We  have already looked at one of the observations on experts by HH Simon Barker QC in Bacciotinni & Cook -v- Gotelle & Goldsmith [2014] EWHC  3257 Ch. There we looked at “over eager” experts. The judge also had something to say about experts who appeared to have no knowledge of the requirements of CPR Part 35.


Both parties had planning experts who gave evidence in the case. Both experts were regarded as “tainted” by the judge due to failure to consider, or apply, the provisions of CPR 35.

  1. As to the prospects of the 1974 condition being lifted, the evidence of both planning witnesses is, to an extent and for different reasons, tainted.
  2. Mr Hancock, who is the claimant’s witness, was making his debut as an expert witness to the court. His evidence was not CPR 35 compliant, notwithstanding that his instruction pack had included a copy of CPR 35. When taken through certain provisions of CPR 35 in cross-examination, it became apparent that he was unfamiliar with CPR 35, and further, that he had really not addressed his mind to the approach to be taken by a court expert.
  3. In one respect, he did, however, have the advantage over Mr Le Grys, the defendant’s expert planning witness: Mr Hancock actually had experience of dealing with Suffolk Costal District Council.
  4. My assessment of Mr Hancock is that he was overcautious to the point of being unrealistically pessimistic. I attribute this approach to the unusual, perhaps to him unique, nature of the problem he was to address, and to his default position, namely that of being very cautious in outlook and approach.

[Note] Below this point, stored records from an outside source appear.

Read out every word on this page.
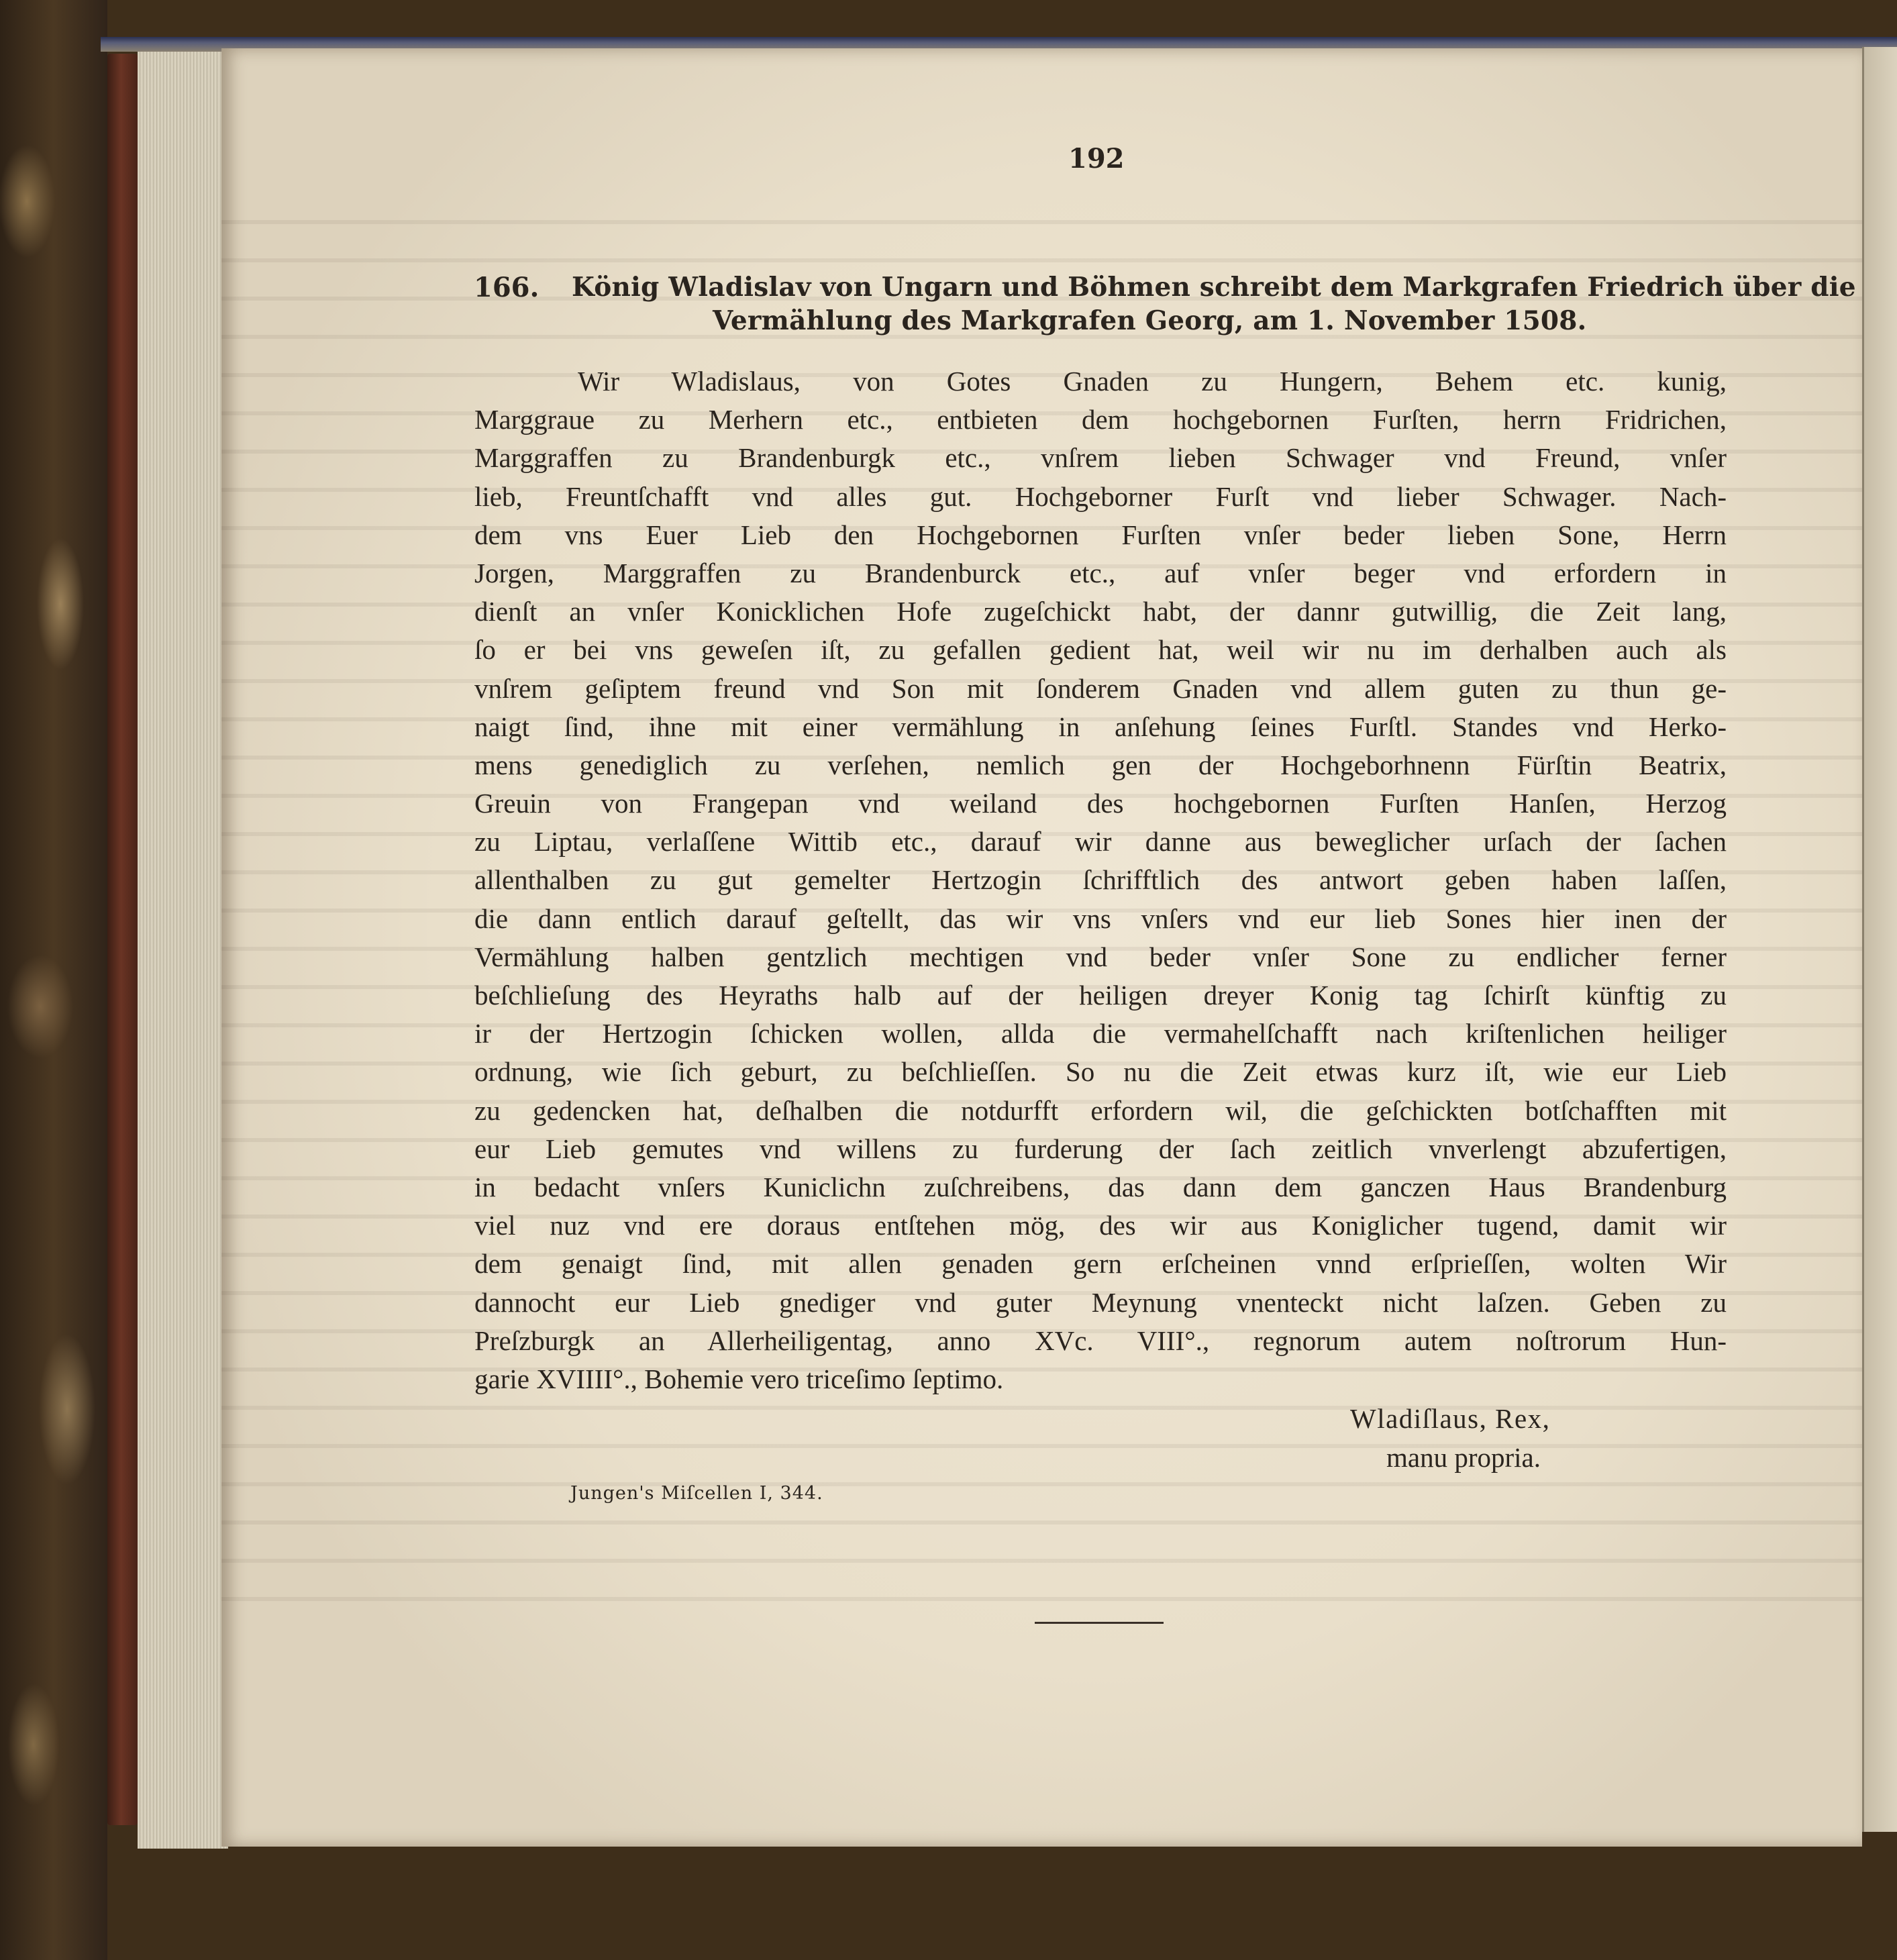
192
166. König Wladislav von Ungarn und Böhmen schreibt dem Markgrafen Friedrich über die
Vermählung des Markgrafen Georg, am 1. November 1508.
Wir Wladislaus, von Gotes Gnaden zu Hungern, Behem etc. kunig,
Marggraue zu Merhern etc., entbieten dem hochgebornen Furſten, herrn Fridrichen,
Marggraffen zu Brandenburgk etc., vnſrem lieben Schwager vnd Freund, vnſer
lieb, Freuntſchafft vnd alles gut. Hochgeborner Furſt vnd lieber Schwager. Nach-
dem vns Euer Lieb den Hochgebornen Furſten vnſer beder lieben Sone, Herrn
Jorgen, Marggraffen zu Brandenburck etc., auf vnſer beger vnd erfordern in
dienſt an vnſer Konicklichen Hofe zugeſchickt habt, der dannr gutwillig, die Zeit lang,
ſo er bei vns geweſen iſt, zu gefallen gedient hat, weil wir nu im derhalben auch als
vnſrem geſiptem freund vnd Son mit ſonderem Gnaden vnd allem guten zu thun ge-
naigt ſind, ihne mit einer vermählung in anſehung ſeines Furſtl. Standes vnd Herko-
mens genediglich zu verſehen, nemlich gen der Hochgeborhnenn Fürſtin Beatrix,
Greuin von Frangepan vnd weiland des hochgebornen Furſten Hanſen, Herzog
zu Liptau, verlaſſene Wittib etc., darauf wir danne aus beweglicher urſach der ſachen
allenthalben zu gut gemelter Hertzogin ſchrifftlich des antwort geben haben laſſen,
die dann entlich darauf geſtellt, das wir vns vnſers vnd eur lieb Sones hier inen der
Vermählung halben gentzlich mechtigen vnd beder vnſer Sone zu endlicher ferner
beſchlieſung des Heyraths halb auf der heiligen dreyer Konig tag ſchirſt künftig zu
ir der Hertzogin ſchicken wollen, allda die vermahelſchafft nach kriſtenlichen heiliger
ordnung, wie ſich geburt, zu beſchlieſſen. So nu die Zeit etwas kurz iſt, wie eur Lieb
zu gedencken hat, deſhalben die notdurfft erfordern wil, die geſchickten botſchafften mit
eur Lieb gemutes vnd willens zu furderung der ſach zeitlich vnverlengt abzufertigen,
in bedacht vnſers Kuniclichn zuſchreibens, das dann dem ganczen Haus Brandenburg
viel nuz vnd ere doraus entſtehen mög, des wir aus Koniglicher tugend, damit wir
dem genaigt ſind, mit allen genaden gern erſcheinen vnnd erſprieſſen, wolten Wir
dannocht eur Lieb gnediger vnd guter Meynung vnenteckt nicht laſzen. Geben zu
Preſzburgk an Allerheiligentag, anno XVc. VIII°., regnorum autem noſtrorum Hun-
garie XVIIII°., Bohemie vero triceſimo ſeptimo.
Wladiſlaus, Rex,
manu propria.
Jungen's Miſcellen I, 344.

  5. Mr Le Grys on the other hand, and notwithstanding his obvious hostility to Mr Bacciottini, did engage with the problem by considering the post-2000 planning regime and examining what grounds there might be for refusing or accepting an application to lift the 1974 condition.

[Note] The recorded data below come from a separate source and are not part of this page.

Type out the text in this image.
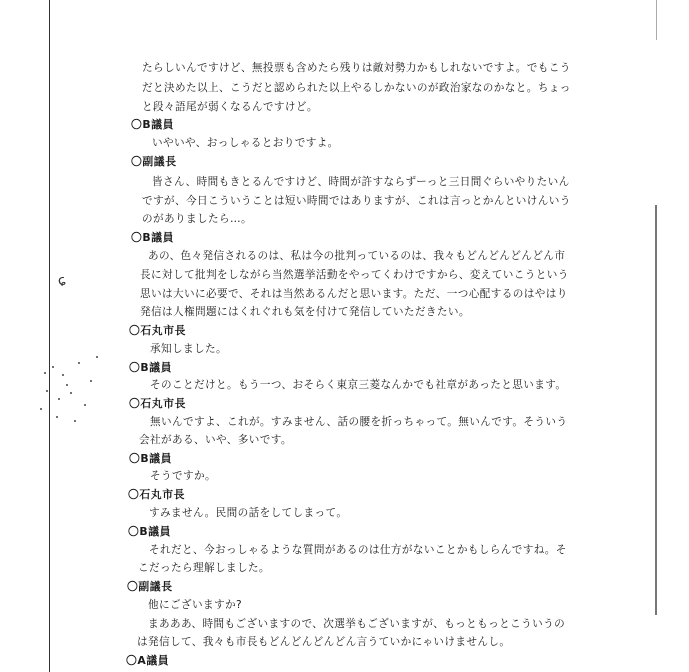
ɕ
たらしいんですけど、無投票も含めたら残りは敵対勢力かもしれないですよ。でもこう
だと決めた以上、こうだと認められた以上やるしかないのが政治家なのかなと。ちょっ
と段々語尾が弱くなるんですけど。
〇B議員
いやいや、おっしゃるとおりですよ。
〇副議長
皆さん、時間もきとるんですけど、時間が許すならずーっと三日間ぐらいやりたいん
ですが、今日こういうことは短い時間ではありますが、これは言っとかんといけんいう
のがありましたら…。
〇B議員
あの、色々発信されるのは、私は今の批判っているのは、我々もどんどんどんどん市
長に対して批判をしながら当然選挙活動をやってくわけですから、変えていこうという
思いは大いに必要で、それは当然あるんだと思います。ただ、一つ心配するのはやはり
発信は人権問題にはくれぐれも気を付けて発信していただきたい。
〇石丸市長
承知しました。
〇B議員
そのことだけと。もう一つ、おそらく東京三菱なんかでも社章があったと思います。
〇石丸市長
無いんですよ、これが。すみません、話の腰を折っちゃって。無いんです。そういう
会社がある、いや、多いです。
〇B議員
そうですか。
〇石丸市長
すみません。民間の話をしてしまって。
〇B議員
それだと、今おっしゃるような質問があるのは仕方がないことかもしらんですね。そ
こだったら理解しました。
〇副議長
他にございますか?
まあああ、時間もございますので、次選挙もございますが、もっともっとこういうの
は発信して、我々も市長もどんどんどんどん言うていかにゃいけませんし。
〇A議員
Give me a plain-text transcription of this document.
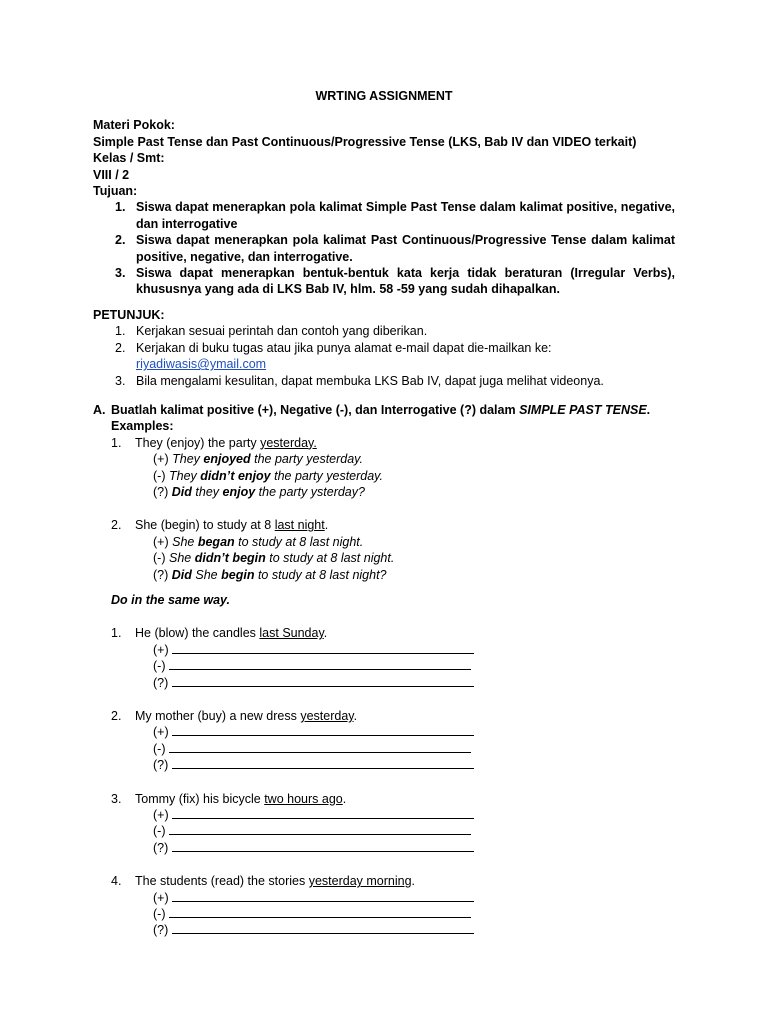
WRTING ASSIGNMENT
Materi Pokok:
Simple Past Tense dan Past Continuous/Progressive Tense (LKS, Bab IV dan VIDEO terkait)
Kelas / Smt:
VIII / 2
Tujuan:
1. Siswa dapat menerapkan pola kalimat Simple Past Tense dalam kalimat positive, negative, dan interrogative
2. Siswa dapat menerapkan pola kalimat Past Continuous/Progressive Tense dalam kalimat positive, negative, dan interrogative.
3. Siswa dapat menerapkan bentuk-bentuk kata kerja tidak beraturan (Irregular Verbs), khususnya yang ada di LKS Bab IV, hlm. 58 -59 yang sudah dihapalkan.
PETUNJUK:
1. Kerjakan sesuai perintah dan contoh yang diberikan.
2. Kerjakan di buku tugas atau jika punya alamat e-mail dapat die-mailkan ke:
riyadiwasis@ymail.com
3. Bila mengalami kesulitan, dapat membuka LKS Bab IV, dapat juga melihat videonya.
A. Buatlah kalimat positive (+), Negative (-), dan Interrogative (?) dalam SIMPLE PAST TENSE.
Examples:
1.	They (enjoy) the party yesterday.
(+) They enjoyed the party yesterday.
(-) They didn’t enjoy the party yesterday.
(?) Did they enjoy the party ysterday?
2.	She (begin) to study at 8 last night.
(+) She began to study at 8 last night.
(-) She didn’t begin to study at 8 last night.
(?) Did She begin to study at 8 last night?
Do in the same way.
1.	He (blow) the candles last Sunday.
(+)
(-)
(?)
2.	My mother (buy) a new dress yesterday.
(+)
(-)
(?)
3.	Tommy (fix) his bicycle two hours ago.
(+)
(-)
(?)
4.	The students (read) the stories yesterday morning.
(+)
(-)
(?)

  6. My view of the planning opinion evidence is that Mr Le Grys’ opinion contains the more realistic appraisal of the prospects of the 1974 condition being lifted. In short, my view is that the prospects of the 1974 condition being lifted, in and after 2007, were, having regard to both the planning regime and the circumstances of the occupation of the property, very high.
  7. As to the value in 2007, subject to the 1974 planning condition, the value of The Granary was stated by Mr Clarke to be £125,000. However, as Mr Gatt Queen’s Counsel demonstrated in cross-examination, this valuation makes no sense when subjected to an arithmetical check test.
  8. Mr Clarke, like Mr Hancock, is a newcomer to the role of court expert witness. I consider that he gave his evidence openly during cross-examination. However, at the time when his report was written, the litigation had not commenced and he had not intended his report to be CPR 35 compliant.
  9. A later — some two and a half years later — statement purporting to bring his report within the CPR 35 criteria did not have that effect; again, as was demonstrated in cross-examination.
  10. I accept that Mr Clarke has considerable local knowledge as an estate agent and a valuer, but his approach to the question of the value of the property at May 2007, taking the 1974 condition into account, is, in his own words, “subjective and speculative”; it lacks the objectivity and reasoning expected of an expert to the court.


This highlights the importance of ensuring that the expert is familiar with the provisions of CPR Part 35 and complies with it.  Failure to comply is a fruitful source of cross-examination and, in many cases, renders the evidence worthless.